The three of us were finally admitted to the brightly lit visiting room in the Rose M. Singer Center, where Cecily is being held, and directed to sit in a row of tiny chairs across a tiny table from another tiny chair where Cecily was led to sit. (The kindergarten furniture may be for the benefit of visiting children, but it has the effect of infantilizing the adults as well.)

The good news is that Cecily, who has had her ups and downs since being sent to Rikers, was in full Cecily mode that day: upbeat, animated, funny, full of plans (and instructions)—all the qualities that make her a good organizer. She looked about as good as one can wearing a bulky shapeless greyish jumpsuit, no make-up, and a hairstyle that might kindly be described as prison-frizzy. She proudly displayed the biceps she had devoted hours to sculpting in the facility’s gym. She had also quit smoking, about which she was less happy.

Yet even at the most carefree moments of the hour-long visit, we were reminded of the arbitrary powers that govern life on the island. As Todd Gitlin noted in his New Yorker piece: “At one point, a guard stepped over, looked down, and told Isserman to uncross his legs. (‘It has something to do with contraband,’ McMillan tried gamely to explain.)” Rules are rules—even when they serve no earthly purpose.

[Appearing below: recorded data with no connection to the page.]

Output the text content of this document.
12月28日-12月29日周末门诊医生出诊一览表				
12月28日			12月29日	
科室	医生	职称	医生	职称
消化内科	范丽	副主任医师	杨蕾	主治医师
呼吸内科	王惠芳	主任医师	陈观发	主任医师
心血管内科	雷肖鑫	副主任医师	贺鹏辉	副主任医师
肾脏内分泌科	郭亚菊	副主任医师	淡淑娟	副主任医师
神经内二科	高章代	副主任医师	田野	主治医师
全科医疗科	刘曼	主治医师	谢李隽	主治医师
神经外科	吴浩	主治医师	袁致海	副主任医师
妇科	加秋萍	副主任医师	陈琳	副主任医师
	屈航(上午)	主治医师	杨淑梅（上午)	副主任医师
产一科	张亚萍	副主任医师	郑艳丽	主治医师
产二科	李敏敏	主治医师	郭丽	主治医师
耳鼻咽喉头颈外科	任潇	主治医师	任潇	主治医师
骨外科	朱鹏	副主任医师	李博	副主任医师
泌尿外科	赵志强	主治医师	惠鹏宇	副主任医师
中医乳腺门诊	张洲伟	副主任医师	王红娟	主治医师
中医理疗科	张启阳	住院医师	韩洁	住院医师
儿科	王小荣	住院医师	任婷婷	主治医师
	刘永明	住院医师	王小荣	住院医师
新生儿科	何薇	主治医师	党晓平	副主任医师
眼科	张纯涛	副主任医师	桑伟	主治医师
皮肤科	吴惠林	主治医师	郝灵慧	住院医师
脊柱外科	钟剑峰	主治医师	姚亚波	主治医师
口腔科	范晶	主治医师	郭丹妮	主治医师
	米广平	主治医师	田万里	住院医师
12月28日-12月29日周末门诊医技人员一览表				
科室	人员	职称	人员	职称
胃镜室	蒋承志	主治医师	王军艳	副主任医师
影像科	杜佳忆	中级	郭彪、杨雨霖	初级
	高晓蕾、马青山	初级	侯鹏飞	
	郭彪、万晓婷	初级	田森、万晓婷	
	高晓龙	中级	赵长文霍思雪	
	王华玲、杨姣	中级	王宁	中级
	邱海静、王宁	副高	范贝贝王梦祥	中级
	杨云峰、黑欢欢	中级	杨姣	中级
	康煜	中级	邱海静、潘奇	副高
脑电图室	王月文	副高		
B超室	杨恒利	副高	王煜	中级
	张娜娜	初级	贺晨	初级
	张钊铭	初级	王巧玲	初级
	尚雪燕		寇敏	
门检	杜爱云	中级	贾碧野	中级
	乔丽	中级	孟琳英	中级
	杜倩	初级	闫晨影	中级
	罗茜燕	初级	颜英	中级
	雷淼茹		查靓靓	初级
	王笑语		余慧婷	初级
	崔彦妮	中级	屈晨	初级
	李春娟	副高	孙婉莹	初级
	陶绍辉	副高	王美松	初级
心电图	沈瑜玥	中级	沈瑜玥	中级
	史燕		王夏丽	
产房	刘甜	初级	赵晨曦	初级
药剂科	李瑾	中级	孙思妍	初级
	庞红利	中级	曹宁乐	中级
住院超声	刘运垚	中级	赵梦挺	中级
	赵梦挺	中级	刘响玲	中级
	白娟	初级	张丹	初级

Cecily plans to spend her remaining five or so weeks in prison writing—completing the thesis she was supposed to write under my direction this spring for her master’s degree from the New School, and beginning a memoir about her experience as an Occupy Wall Street activist and a Rikers Island political prisoner. I look forward to reading the book. But mostly I look forward to seeing her a free woman again, out from under the heel of New York’s boldest.


Maurice Isserman teaches history at Hamilton College and is a frequent contributor to Dissent.